The Liberal plan would reallocate funds from income splitting and the UCCB along with other child tax credits to create one consolidated Canada Child Benefit. It would then add in another $2 billion. This makes the Liberal investment $6.6 billion – billions more than both the Conservatives and NDP.
Who will benefit
The Liberals’ plan spends more and their tax credit is better designed – especially compared to the Conservative plan.
While the Conservative’s income splitting reaches about one-third of families with kids, the Liberals’ plan would spread their entire investment among a broader group of families. In addition, while income splitting delivers the larger benefits primarily to higher earning families, the Liberals would do the reverse and deliver larger benefits to lower and middle income households. Finally, while the design of income splitting and the UCCB reinforces gender roles, the Liberals plan is more neutral about how moms and dads divide paid and unpaid labour.
Tax policy is NOT child care service policy
The Liberals have not yet made specific policy commitments to child care services. This is a major omission because younger Canadians need more time in the labour market than a generation ago to fend off lower earnings and higher housing costs. The Liberals insist they will make further announcements about child care.

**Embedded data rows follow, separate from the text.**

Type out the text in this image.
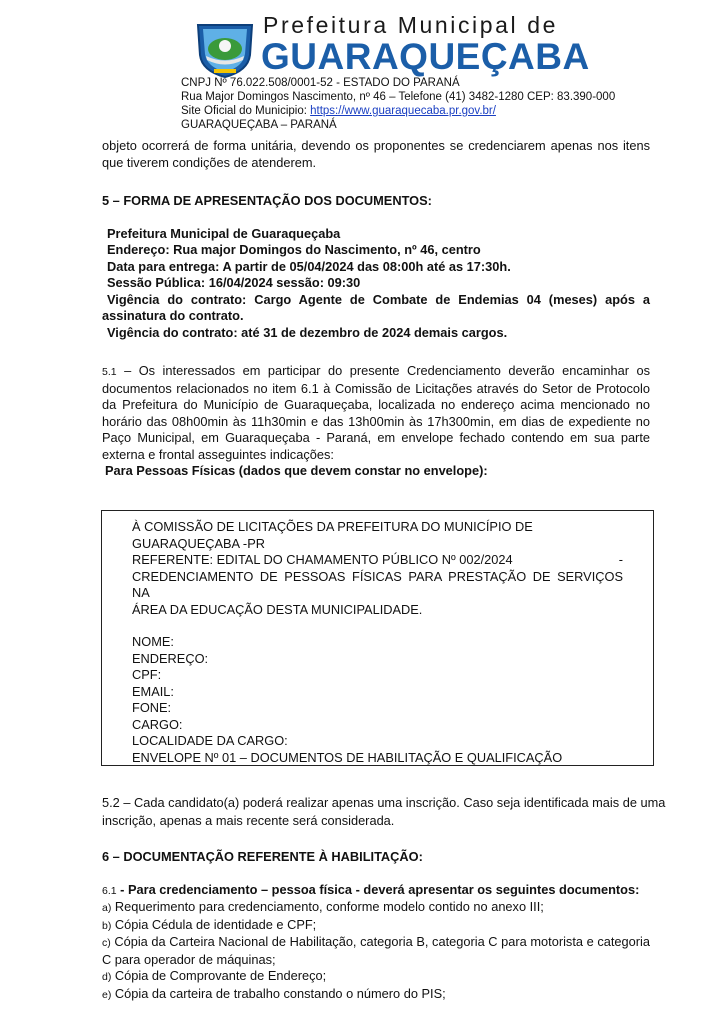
Prefeitura Municipal de
GUARAQUEÇABA
CNPJ Nº 76.022.508/0001-52 - ESTADO DO PARANÁ
Rua Major Domingos Nascimento, nº 46 – Telefone (41) 3482-1280 CEP: 83.390-000
Site Oficial do Municipio: https://www.guaraquecaba.pr.gov.br/
GUARAQUEÇABA – PARANÁ

objeto ocorrerá de forma unitária, devendo os proponentes se credenciarem apenas nos itens que tiverem condições de atenderem.

5 – FORMA DE APRESENTAÇÃO DOS DOCUMENTOS:

Prefeitura Municipal de Guaraqueçaba

Endereço: Rua major Domingos do Nascimento, nº 46, centro

Data para entrega: A partir de 05/04/2024 das 08:00h até as 17:30h.

Sessão Pública: 16/04/2024 sessão: 09:30

Vigência do contrato: Cargo Agente de Combate de Endemias 04 (meses) após a assinatura do contrato.

Vigência do contrato: até 31 de dezembro de 2024 demais cargos.

5.1 – Os interessados em participar do presente Credenciamento deverão encaminhar os documentos relacionados no item 6.1 à Comissão de Licitações através do Setor de Protocolo da Prefeitura do Município de Guaraqueçaba, localizada no endereço acima mencionado no horário das 08h00min às 11h30min e das 13h00min às 17h300min, em dias de expediente no Paço Municipal, em Guaraqueçaba - Paraná, em envelope fechado contendo em sua parte externa e frontal asseguintes indicações:

Para Pessoas Físicas (dados que devem constar no envelope):

À COMISSÃO DE LICITAÇÕES DA PREFEITURA DO MUNICÍPIO DE GUARAQUEÇABA -PR

REFERENTE: EDITAL DO CHAMAMENTO PÚBLICO Nº 002/2024	-

CREDENCIAMENTO DE PESSOAS FÍSICAS PARA PRESTAÇÃO DE SERVIÇOS NA

ÁREA DA EDUCAÇÃO DESTA MUNICIPALIDADE.

NOME:

ENDEREÇO:

CPF:

EMAIL:

FONE:

CARGO:

LOCALIDADE DA CARGO:

ENVELOPE Nº 01 – DOCUMENTOS DE HABILITAÇÃO E QUALIFICAÇÃO

5.2 – Cada candidato(a) poderá realizar apenas uma inscrição. Caso seja identificada mais de uma inscrição, apenas a mais recente será considerada.

6 – DOCUMENTAÇÃO REFERENTE À HABILITAÇÃO:

6.1 - Para credenciamento – pessoa física - deverá apresentar os seguintes documentos:

a) Requerimento para credenciamento, conforme modelo contido no anexo III;

b) Cópia Cédula de identidade e CPF;

c) Cópia da Carteira Nacional de Habilitação, categoria B, categoria C para motorista e categoria C para operador de máquinas;

d) Cópia de Comprovante de Endereço;

e) Cópia da carteira de trabalho constando o número do PIS;
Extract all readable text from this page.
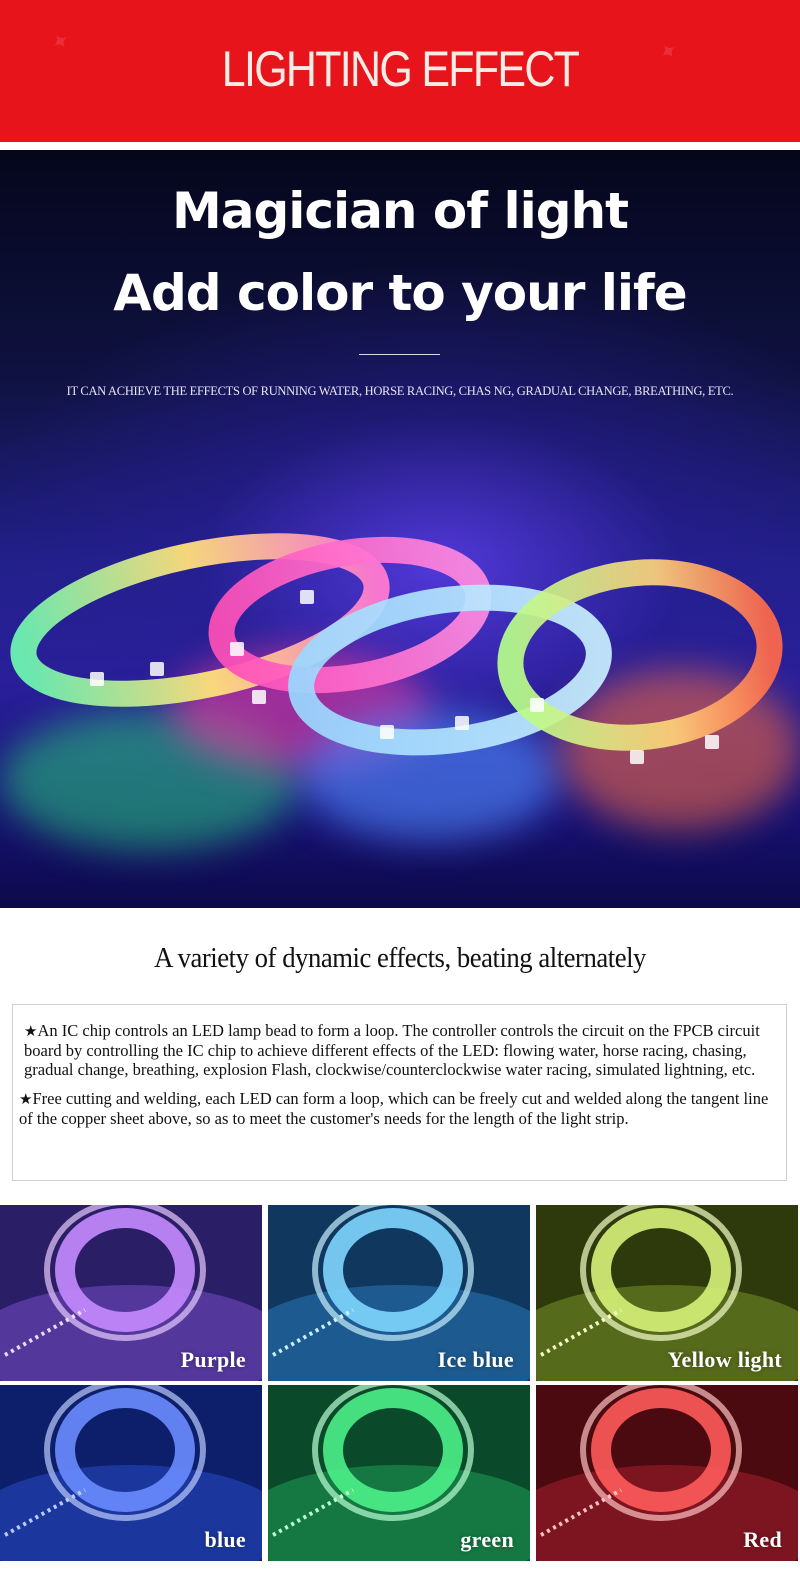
✦	✦
LIGHTING EFFECT
Magician of light
Add color to your life
IT CAN ACHIEVE THE EFFECTS OF RUNNING WATER, HORSE RACING, CHAS NG, GRADUAL CHANGE, BREATHING, ETC.
A variety of dynamic effects, beating alternately

★An IC chip controls an LED lamp bead to form a loop. The controller controls the circuit on the FPCB circuit board by controlling the IC chip to achieve different effects of the LED: flowing water, horse racing, chasing, gradual change, breathing, explosion Flash, clockwise/counterclockwise water racing, simulated lightning, etc.

★Free cutting and welding, each LED can form a loop, which can be freely cut and welded along the tangent line of the copper sheet above, so as to meet the customer's needs for the length of the light strip.

Purple	Ice blue	Yellow light
blue	green	Red
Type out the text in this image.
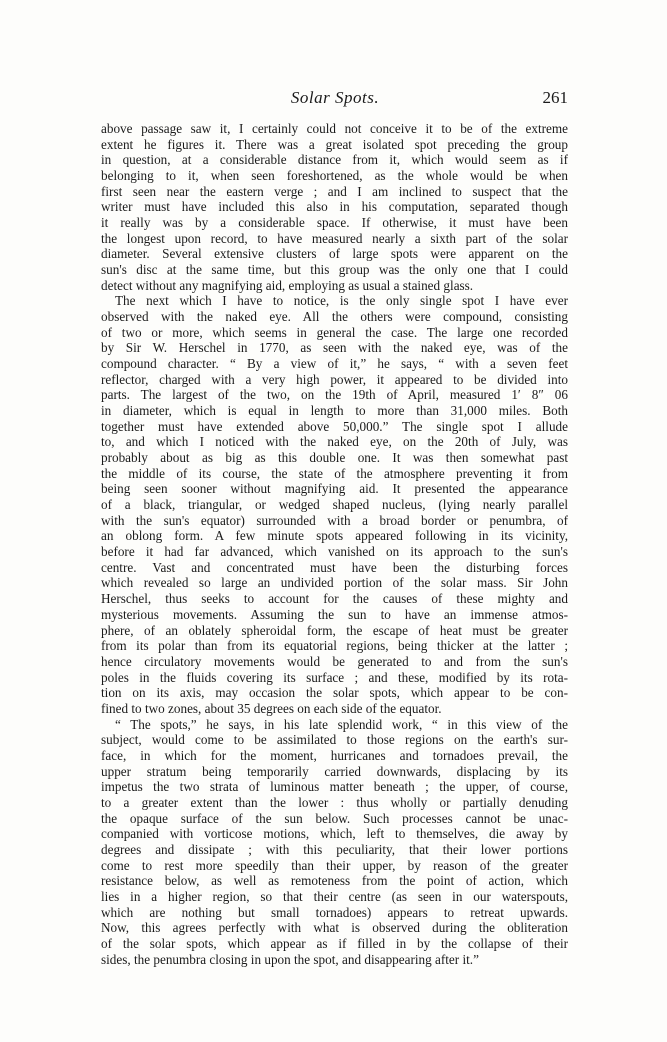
Solar Spots.	261
above passage saw it, I certainly could not conceive it to be of the extreme
extent he figures it. There was a great isolated spot preceding the group
in question, at a considerable distance from it, which would seem as if
belonging to it, when seen foreshortened, as the whole would be when
first seen near the eastern verge ; and I am inclined to suspect that the
writer must have included this also in his computation, separated though
it really was by a considerable space. If otherwise, it must have been
the longest upon record, to have measured nearly a sixth part of the solar
diameter. Several extensive clusters of large spots were apparent on the
sun's disc at the same time, but this group was the only one that I could
detect without any magnifying aid, employing as usual a stained glass.
The next which I have to notice, is the only single spot I have ever
observed with the naked eye. All the others were compound, consisting
of two or more, which seems in general the case. The large one recorded
by Sir W. Herschel in 1770, as seen with the naked eye, was of the
compound character. “ By a view of it,” he says, “ with a seven feet
reflector, charged with a very high power, it appeared to be divided into
parts. The largest of the two, on the 19th of April, measured 1′ 8″ 06
in diameter, which is equal in length to more than 31,000 miles. Both
together must have extended above 50,000.” The single spot I allude
to, and which I noticed with the naked eye, on the 20th of July, was
probably about as big as this double one. It was then somewhat past
the middle of its course, the state of the atmosphere preventing it from
being seen sooner without magnifying aid. It presented the appearance
of a black, triangular, or wedged shaped nucleus, (lying nearly parallel
with the sun's equator) surrounded with a broad border or penumbra, of
an oblong form. A few minute spots appeared following in its vicinity,
before it had far advanced, which vanished on its approach to the sun's
centre. Vast and concentrated must have been the disturbing forces
which revealed so large an undivided portion of the solar mass. Sir John
Herschel, thus seeks to account for the causes of these mighty and
mysterious movements. Assuming the sun to have an immense atmos-
phere, of an oblately spheroidal form, the escape of heat must be greater
from its polar than from its equatorial regions, being thicker at the latter ;
hence circulatory movements would be generated to and from the sun's
poles in the fluids covering its surface ; and these, modified by its rota-
tion on its axis, may occasion the solar spots, which appear to be con-
fined to two zones, about 35 degrees on each side of the equator.
“ The spots,” he says, in his late splendid work, “ in this view of the
subject, would come to be assimilated to those regions on the earth's sur-
face, in which for the moment, hurricanes and tornadoes prevail, the
upper stratum being temporarily carried downwards, displacing by its
impetus the two strata of luminous matter beneath ; the upper, of course,
to a greater extent than the lower : thus wholly or partially denuding
the opaque surface of the sun below. Such processes cannot be unac-
companied with vorticose motions, which, left to themselves, die away by
degrees and dissipate ; with this peculiarity, that their lower portions
come to rest more speedily than their upper, by reason of the greater
resistance below, as well as remoteness from the point of action, which
lies in a higher region, so that their centre (as seen in our waterspouts,
which are nothing but small tornadoes) appears to retreat upwards.
Now, this agrees perfectly with what is observed during the obliteration
of the solar spots, which appear as if filled in by the collapse of their
sides, the penumbra closing in upon the spot, and disappearing after it.”
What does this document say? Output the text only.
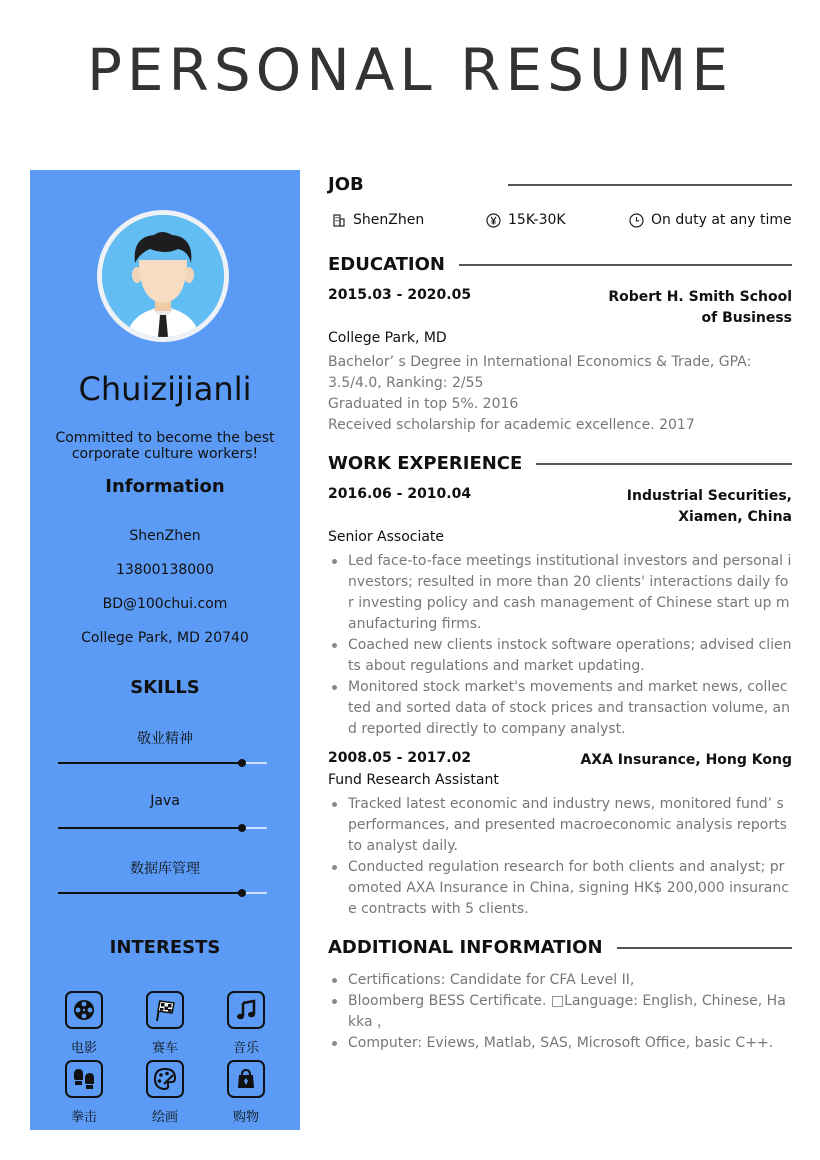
PERSONAL RESUME
Chuizijianli
Committed to become the best corporate culture workers!
Information
ShenZhen
13800138000
BD@100chui.com
College Park, MD 20740
SKILLS
敬业精神
Java
数据库管理
INTERESTS
电影	赛车	音乐
拳击	绘画	购物
JOB
ShenZhen	15K-30K	On duty at any time
EDUCATION
2015.03 - 2020.05	Robert H. Smith School of Business
College Park, MD
Bachelor’ s Degree in International Economics & Trade, GPA: 3.5/4.0, Ranking: 2/55
Graduated in top 5%. 2016
Received scholarship for academic excellence. 2017
WORK EXPERIENCE
2016.06 - 2010.04	Industrial Securities, Xiamen, China
Senior Associate
Led face-to-face meetings institutional investors and personal investors; resulted in more than 20 clients' interactions daily for investing policy and cash management of Chinese start up manufacturing firms.
Coached new clients instock software operations; advised clients about regulations and market updating.
Monitored stock market's movements and market news, collected and sorted data of stock prices and transaction volume, and reported directly to company analyst.
2008.05 - 2017.02	AXA Insurance, Hong Kong
Fund Research Assistant
Tracked latest economic and industry news, monitored fund’ s performances, and presented macroeconomic analysis reports to analyst daily.
Conducted regulation research for both clients and analyst; promoted AXA Insurance in China, signing HK$ 200,000 insurance contracts with 5 clients.
ADDITIONAL INFORMATION
Certifications: Candidate for CFA Level II,
Bloomberg BESS Certificate. □Language: English, Chinese, Hakka ，
Computer: Eviews, Matlab, SAS, Microsoft Office, basic C++.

The Conservatives state they won’t invest directly in child care services.
The NDP might appear stronger on this issue, with its promise of $15/day child care. However, NDP leader Tom Mulcair will only budget about 5 to 10 per cent of the cost of his promise in the first year after the election. After eight years, he will only put half the money on the table.
The medical care elephant in the room
Mulcair doesn’t talk about it, but the limited funding he intends for child care is tied partly to his approach to medical care. The Conservatives and the NDP both plan to grow the Canada Health Transfer to provinces. But the NDP would allocate billions more than the Conservatives, and do so faster. In three years, the NDP intends to increase annual healthcare spending by more than the entire amount they plan to spend on child care eight years from now. Clearly, $15/day child care is a lesser priority than NDP rhetoric would suggest.
As the Liberal leader ponders how his party should balance spending on medical care with other options like child care, it’s worth acknowledging that Canadians don’t get much bang for their medical care buck. Evidence shows Canada spends more on medical care than many other rich countries, but delivers only middling or below average access to doctors, CT scans, MRIs and patient satisfaction. We do, however, get well-paid doctors.
Generation Squeeze and the Canadian Public Health Association are presenting a half-day session at their annual meetings that will explore how to contain the growth of medical care spending precisely because evidence shows other uses of the funding would better promote health. All political leaders should take note, and revisit their own social spending priorities heading into the federal election.
By Paul Kershaw
Dr. Paul Kershaw is Founder of Generation Squeeze (gensqueeze.ca), and a policy professor in the University of BC School of Population Health. Many young Canadians say they don’t vote because it’s difficult to discern the key differences between party platforms. Generation Squeeze aims to fix this by serving as a trusted, absolutely non-partisan source of analysis about party platforms.